Notes: All test were performed with Tamarin pulled from tamarin-central @ dab354bc047c

To test this code, compile up a Tamarin avmshell, place a breakpoint on SystemClass::debugger(), and run the sample script. Once the debugger hits, check the address spit out. On an XP system, the heap is gonna start pretty low, so the output address will probably be correct (it was for me). For a string, the address + 0xC will be a pointer to the bytes of the string (to help you verify that it works).

I compiled the above ActionScript with asc.jar as suggested by the Tamarin build documentation.

It is worth knowing that Flash Player uses a version of the Tamarin virtual machine, but the sample code will not work directly with Flash.
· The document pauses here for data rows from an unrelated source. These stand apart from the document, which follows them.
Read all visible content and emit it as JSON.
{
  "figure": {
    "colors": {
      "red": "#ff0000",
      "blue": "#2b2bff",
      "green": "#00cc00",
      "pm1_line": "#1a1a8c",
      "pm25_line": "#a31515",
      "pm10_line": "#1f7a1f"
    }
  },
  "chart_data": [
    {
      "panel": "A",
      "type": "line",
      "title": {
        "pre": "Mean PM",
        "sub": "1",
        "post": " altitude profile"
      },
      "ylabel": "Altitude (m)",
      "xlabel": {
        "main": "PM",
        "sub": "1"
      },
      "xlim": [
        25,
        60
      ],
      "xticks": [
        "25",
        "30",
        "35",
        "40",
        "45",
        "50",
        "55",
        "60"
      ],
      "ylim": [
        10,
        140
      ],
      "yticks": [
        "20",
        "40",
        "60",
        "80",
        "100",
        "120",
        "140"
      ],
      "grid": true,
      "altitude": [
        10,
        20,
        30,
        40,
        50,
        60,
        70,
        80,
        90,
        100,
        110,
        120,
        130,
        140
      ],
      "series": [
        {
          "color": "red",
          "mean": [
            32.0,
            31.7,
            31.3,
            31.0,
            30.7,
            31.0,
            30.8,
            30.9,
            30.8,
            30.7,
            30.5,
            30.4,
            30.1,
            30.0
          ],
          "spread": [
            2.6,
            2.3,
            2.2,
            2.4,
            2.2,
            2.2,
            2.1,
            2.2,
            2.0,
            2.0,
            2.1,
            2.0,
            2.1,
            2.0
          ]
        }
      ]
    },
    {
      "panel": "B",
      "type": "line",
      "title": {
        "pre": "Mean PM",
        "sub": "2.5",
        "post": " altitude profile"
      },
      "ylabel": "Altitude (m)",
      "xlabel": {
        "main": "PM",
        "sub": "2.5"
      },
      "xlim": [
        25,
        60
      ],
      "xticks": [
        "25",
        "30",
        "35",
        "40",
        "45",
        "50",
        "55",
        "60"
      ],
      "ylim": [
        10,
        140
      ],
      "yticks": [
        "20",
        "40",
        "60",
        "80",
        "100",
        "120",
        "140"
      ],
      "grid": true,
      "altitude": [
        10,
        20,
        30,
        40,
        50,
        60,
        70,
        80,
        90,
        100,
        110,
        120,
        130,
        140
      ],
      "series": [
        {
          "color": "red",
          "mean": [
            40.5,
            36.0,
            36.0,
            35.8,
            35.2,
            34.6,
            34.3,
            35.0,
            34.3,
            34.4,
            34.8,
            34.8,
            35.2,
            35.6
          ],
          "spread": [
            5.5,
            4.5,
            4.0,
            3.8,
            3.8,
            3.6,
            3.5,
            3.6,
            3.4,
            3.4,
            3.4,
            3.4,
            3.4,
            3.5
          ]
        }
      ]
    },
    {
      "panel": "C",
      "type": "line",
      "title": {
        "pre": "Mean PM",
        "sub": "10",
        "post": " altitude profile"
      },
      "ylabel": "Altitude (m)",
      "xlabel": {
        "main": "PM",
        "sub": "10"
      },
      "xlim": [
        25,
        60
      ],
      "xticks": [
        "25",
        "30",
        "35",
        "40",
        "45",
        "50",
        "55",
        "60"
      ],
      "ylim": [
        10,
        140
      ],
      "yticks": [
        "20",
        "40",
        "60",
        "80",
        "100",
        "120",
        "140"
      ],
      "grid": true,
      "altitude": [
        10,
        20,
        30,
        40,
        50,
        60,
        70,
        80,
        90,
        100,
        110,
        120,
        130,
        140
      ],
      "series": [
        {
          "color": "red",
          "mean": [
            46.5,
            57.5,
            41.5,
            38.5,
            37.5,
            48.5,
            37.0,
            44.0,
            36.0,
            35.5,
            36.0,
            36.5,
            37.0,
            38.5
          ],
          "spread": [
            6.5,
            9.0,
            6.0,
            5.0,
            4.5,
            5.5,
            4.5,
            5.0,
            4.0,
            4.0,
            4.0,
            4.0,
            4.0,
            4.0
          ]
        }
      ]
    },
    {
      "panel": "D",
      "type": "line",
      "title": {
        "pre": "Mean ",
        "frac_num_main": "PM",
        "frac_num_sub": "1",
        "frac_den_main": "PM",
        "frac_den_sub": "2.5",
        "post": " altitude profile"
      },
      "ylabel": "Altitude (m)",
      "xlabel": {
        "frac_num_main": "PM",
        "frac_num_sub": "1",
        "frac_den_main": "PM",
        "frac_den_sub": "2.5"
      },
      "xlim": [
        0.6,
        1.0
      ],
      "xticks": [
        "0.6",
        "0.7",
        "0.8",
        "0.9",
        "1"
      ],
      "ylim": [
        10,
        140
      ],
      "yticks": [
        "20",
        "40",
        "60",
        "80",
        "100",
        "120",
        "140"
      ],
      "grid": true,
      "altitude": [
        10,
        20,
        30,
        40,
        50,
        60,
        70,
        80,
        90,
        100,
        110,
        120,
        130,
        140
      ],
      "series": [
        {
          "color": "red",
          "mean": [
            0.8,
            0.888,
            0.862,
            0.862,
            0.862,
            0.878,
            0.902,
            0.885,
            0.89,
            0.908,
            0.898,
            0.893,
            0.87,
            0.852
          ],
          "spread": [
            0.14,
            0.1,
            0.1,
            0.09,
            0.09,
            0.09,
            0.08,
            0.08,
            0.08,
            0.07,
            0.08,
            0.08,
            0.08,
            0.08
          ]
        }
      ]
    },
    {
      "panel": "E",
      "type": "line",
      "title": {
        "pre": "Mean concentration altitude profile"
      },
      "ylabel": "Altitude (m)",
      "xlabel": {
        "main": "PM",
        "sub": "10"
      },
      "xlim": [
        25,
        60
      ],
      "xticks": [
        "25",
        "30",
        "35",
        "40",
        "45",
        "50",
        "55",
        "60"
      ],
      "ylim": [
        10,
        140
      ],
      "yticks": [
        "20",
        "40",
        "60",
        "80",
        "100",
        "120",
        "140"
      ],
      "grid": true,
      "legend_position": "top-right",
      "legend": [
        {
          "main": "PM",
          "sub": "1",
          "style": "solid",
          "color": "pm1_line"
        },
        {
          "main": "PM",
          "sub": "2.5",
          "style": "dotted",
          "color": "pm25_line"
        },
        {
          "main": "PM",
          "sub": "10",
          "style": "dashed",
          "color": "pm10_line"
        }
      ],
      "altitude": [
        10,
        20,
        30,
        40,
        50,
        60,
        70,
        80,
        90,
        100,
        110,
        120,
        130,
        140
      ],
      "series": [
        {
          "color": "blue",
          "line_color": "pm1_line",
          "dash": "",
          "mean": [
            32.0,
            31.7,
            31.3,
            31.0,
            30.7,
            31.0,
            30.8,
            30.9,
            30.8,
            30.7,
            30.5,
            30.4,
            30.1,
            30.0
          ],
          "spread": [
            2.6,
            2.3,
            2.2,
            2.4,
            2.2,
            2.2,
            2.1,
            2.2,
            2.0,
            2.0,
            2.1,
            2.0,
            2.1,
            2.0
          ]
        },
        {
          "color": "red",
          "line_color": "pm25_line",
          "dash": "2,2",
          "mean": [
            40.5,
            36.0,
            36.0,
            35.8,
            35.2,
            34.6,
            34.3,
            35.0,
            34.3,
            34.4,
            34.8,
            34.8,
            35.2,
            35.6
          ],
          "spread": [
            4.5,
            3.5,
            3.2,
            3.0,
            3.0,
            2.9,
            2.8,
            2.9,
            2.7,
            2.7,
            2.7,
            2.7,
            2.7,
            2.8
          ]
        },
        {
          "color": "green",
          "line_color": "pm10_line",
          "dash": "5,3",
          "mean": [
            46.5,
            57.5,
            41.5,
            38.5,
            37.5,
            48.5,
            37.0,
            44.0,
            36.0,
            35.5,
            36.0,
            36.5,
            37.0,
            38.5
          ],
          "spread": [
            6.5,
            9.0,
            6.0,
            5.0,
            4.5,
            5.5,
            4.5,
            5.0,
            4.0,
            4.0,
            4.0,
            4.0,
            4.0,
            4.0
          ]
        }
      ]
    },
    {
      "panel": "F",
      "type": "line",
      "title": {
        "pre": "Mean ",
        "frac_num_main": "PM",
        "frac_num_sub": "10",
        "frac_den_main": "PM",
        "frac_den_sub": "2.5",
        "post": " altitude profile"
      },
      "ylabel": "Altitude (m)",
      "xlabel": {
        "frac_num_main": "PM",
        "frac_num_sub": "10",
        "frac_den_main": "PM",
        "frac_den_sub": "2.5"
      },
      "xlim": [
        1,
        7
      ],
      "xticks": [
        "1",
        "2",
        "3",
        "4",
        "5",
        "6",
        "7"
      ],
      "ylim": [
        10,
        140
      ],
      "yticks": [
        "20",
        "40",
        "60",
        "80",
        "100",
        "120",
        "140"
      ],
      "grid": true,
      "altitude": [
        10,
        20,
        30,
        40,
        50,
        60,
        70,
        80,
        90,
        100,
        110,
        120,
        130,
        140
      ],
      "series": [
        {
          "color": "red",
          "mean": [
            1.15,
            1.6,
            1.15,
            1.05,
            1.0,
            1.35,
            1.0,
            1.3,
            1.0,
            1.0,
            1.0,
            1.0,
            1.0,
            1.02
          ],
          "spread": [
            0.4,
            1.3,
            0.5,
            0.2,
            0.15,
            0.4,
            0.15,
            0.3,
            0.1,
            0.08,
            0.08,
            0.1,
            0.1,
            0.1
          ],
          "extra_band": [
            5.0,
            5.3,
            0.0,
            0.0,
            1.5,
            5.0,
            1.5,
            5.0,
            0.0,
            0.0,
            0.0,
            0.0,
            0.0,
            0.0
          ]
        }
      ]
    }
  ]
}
Feel free to reverse it yourself and see the modifications you need to make. I have not spent the time to make my script work with it, but I think it shouldn't be hard.

Epilogue

This is, I think, a cute trick. Who cares? I care because this kind of leak is really hard to automatically check for. Bits are leaked via comparisons. How do you track this kind of information leakage? Maybe someone from academia can pipe up -- maybe no one cares. Knowing the address of some attacker controllable bytes is always good. Regardless of the usefulness, I hope it was interesting.

Happy hunting!

EDIT: Changed "Prologue" to "Epilogue"... wow, I wrote this post too quickly.
EDIT: Fix the typo reported by Jordan.